Acho que o que me falhou foi a inadequação das expectativas. O pragmatismo que me falta em praticamente tudo na vida sobrava-me na maneira como encarava a minha futura carreira de futebolista: ia jogar no Torreense, para começar, e a seguir ia ser o número 7 do Benfica. O plano era bastante simples. Aliás, tão simples que nem sei como é possível ter falhado.
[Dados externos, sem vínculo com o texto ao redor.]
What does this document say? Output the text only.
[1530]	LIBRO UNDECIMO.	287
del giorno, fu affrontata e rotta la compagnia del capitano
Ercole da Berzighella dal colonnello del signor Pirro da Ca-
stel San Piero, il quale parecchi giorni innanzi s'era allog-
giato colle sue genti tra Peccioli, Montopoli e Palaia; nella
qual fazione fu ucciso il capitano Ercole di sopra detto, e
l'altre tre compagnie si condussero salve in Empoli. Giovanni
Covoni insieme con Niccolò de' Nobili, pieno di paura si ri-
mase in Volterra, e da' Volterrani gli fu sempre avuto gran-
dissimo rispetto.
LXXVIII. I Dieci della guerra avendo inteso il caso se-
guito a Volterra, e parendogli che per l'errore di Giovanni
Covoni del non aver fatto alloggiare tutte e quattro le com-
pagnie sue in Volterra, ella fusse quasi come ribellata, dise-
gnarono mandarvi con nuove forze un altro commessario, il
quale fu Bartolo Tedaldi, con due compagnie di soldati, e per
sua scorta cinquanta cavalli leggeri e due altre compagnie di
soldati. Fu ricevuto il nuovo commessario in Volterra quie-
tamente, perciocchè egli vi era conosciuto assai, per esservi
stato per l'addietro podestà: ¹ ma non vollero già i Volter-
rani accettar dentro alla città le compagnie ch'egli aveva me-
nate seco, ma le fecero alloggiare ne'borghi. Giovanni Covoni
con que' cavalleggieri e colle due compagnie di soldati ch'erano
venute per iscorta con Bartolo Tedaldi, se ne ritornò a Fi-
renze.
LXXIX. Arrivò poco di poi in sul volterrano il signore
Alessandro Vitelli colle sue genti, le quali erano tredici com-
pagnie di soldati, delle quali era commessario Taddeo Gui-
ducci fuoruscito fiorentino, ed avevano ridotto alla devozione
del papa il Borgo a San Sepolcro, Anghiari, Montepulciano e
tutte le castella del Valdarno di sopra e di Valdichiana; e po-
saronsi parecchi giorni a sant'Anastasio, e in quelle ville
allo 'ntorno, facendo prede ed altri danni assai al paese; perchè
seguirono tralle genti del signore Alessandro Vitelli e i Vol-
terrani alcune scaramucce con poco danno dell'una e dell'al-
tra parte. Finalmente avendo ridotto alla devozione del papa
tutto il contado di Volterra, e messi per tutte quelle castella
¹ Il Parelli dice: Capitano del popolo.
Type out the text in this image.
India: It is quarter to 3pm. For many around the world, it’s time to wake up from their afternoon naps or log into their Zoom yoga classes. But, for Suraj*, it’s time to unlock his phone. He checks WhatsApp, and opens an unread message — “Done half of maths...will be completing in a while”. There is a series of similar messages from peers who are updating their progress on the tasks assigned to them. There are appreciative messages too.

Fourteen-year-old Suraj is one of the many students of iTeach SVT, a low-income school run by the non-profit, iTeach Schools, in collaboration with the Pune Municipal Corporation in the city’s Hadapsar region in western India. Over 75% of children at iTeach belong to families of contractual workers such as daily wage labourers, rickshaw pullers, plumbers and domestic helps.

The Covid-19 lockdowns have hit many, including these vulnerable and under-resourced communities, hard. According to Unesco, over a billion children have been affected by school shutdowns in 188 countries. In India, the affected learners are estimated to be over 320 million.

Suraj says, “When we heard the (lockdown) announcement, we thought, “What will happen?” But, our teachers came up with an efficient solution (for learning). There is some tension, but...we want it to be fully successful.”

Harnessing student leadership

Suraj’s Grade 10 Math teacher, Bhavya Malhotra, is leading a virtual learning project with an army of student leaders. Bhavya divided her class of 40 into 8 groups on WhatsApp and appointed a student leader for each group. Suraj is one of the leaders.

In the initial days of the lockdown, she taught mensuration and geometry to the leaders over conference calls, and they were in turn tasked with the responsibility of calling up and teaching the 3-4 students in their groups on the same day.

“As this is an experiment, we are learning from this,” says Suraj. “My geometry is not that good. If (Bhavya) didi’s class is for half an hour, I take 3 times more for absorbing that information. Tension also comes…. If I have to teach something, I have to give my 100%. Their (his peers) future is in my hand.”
Dava comigo a imaginar o Estádio da Luz cheio - às vezes era domingo à tarde e jogávamos com o Espinho ou com o Chaves, outras vezes era quarta-feira à noite e recebíamos equipas como o Steaua de Bucareste ou o Malines -, a relva cortada curta e aparada em desenhos vistosos para quem estivesse a ver do Terceiro Anel, as redes penduradas, não muito esticadas, à espera daquele barulhinho fofo e demorado de quando a bola desliza a roçar-se nelas, o som macio dos chutos dados por adidas world cup em bolas da select. Mas a relva, a relva curta e bem tratada era o elemento fundamental. A relva muda tudo. Num pelado, o melhor que uma pessoa conseguia era dar pontapés à bola. Na relva era diferente. A bola tornava-se dócil e muito mais arredondada. Os meus pés, definitivamente ergonómicos, perfeitamente adequados à curva infinita daquele objecto fundamental, lidavam com o assunto como se eu calçasse pantufas. A relva suaviza o som de todas as coisas - a correria, as passadas fortes, os saltos, as quedas, os passes, as recepções. O jogo passa a ser sereno. Na relva não há lugar para coisas como o desespero porque desesperar num relvado seria uma enormíssima falta de respeito pelo chão que se pisa.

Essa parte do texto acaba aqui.